It highlights one particularly important lesson: winning sometimes requires that one not just be better, but much better than your opponent. A competitor faces not only an opponent but an array of surrounding factors, such as an umpire, luck, and his or her own personal difficulties.
While these are hard truths, they are also invigorating truths, because while natural talent, resources, and other external factors are essentially out of one’s control, there is always at least one way that a person can get closer to being much better, or twice as good: hard work.
The Odds Against the Boys
Brown first describes the backgrounds of the coaches and teammates who put together the winning team in 1936. Their lives all came together at the University of Washington in the mid-’30s. At that time, the college team that won the national trials would become the American representative in eight-man rowing at the Olympics.Brown deftly weaves an account of the personal challenges and growth of each member and coach, adding a crash course for the reader on rowing, particularly eight-man rowing. Finally, he skillfully sets these stories in the context of the Great Depression and the rise of the Nazis to power in Germany.
All of these elements converge at the 1936 Berlin Olympics. While the whole book chronicles how a handful of men and, similarly, how America encountered and overcame adversity, it’s in the months leading to the Olympics and in the games themselves that the significance of hard work is most apparent.

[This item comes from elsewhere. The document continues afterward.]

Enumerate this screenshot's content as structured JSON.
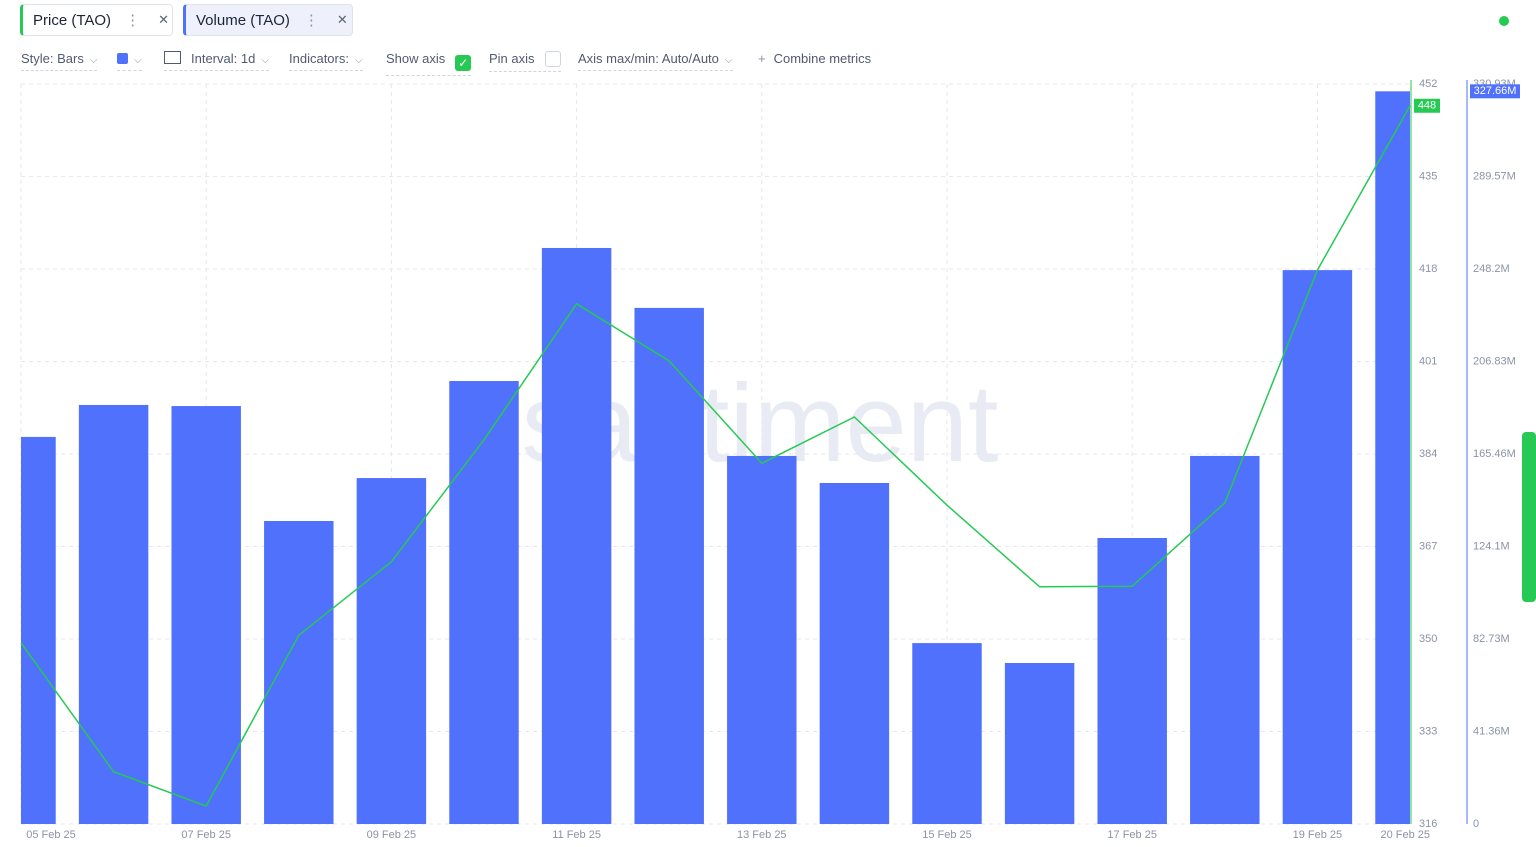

On one hand, the 1936 University of Washington rowing team was clearly the best in the field, not only in America but in the world. They had already set a world record in the preliminary race on Aug. 12.
Nevertheless, on Aug. 14, the day of the final, the U.S. rowers were not only rowing against their competitors but also against a formidable combination of factors conspiring against them: a sick teammate, a bad starting position, bad luck, and, possibly, bad will from the host country.
Donald Hume, as essential as all the other rowers, struggled with a fever that he’d had since June. To add insult to injury, the U.S. boat was positioned in the lane farthest from the lake’s shore. This was where the water was choppiest and least suited to easy rowing. Was this the luck of the draw, or did the Germans interfere with the positioning of the boats? There is no documentation to say one way or another, but the Germans and the Italians had the two lanes closest to the shore.
Finally, as the American team took the sixth lane on a blustery day, struggling to keep their boat pointed in the right direction, they missed the start signal. Missing the start signal itself meant near-certain defeat. A few minutes later and two-thirds through the race, it looked like Hume was not going to make it through the race in a conscious state, let alone help them to victory.
Yet the seemingly impossible happened. The coxswain, Bobby Moch, somehow got Hume to gather all his reserves and lead the other rowers in picking up the pace. They overcame a boat-length, then a half-boat length.
Brown describes the comeback perfectly: the Americans were “reeling the leaders in seat by seat.”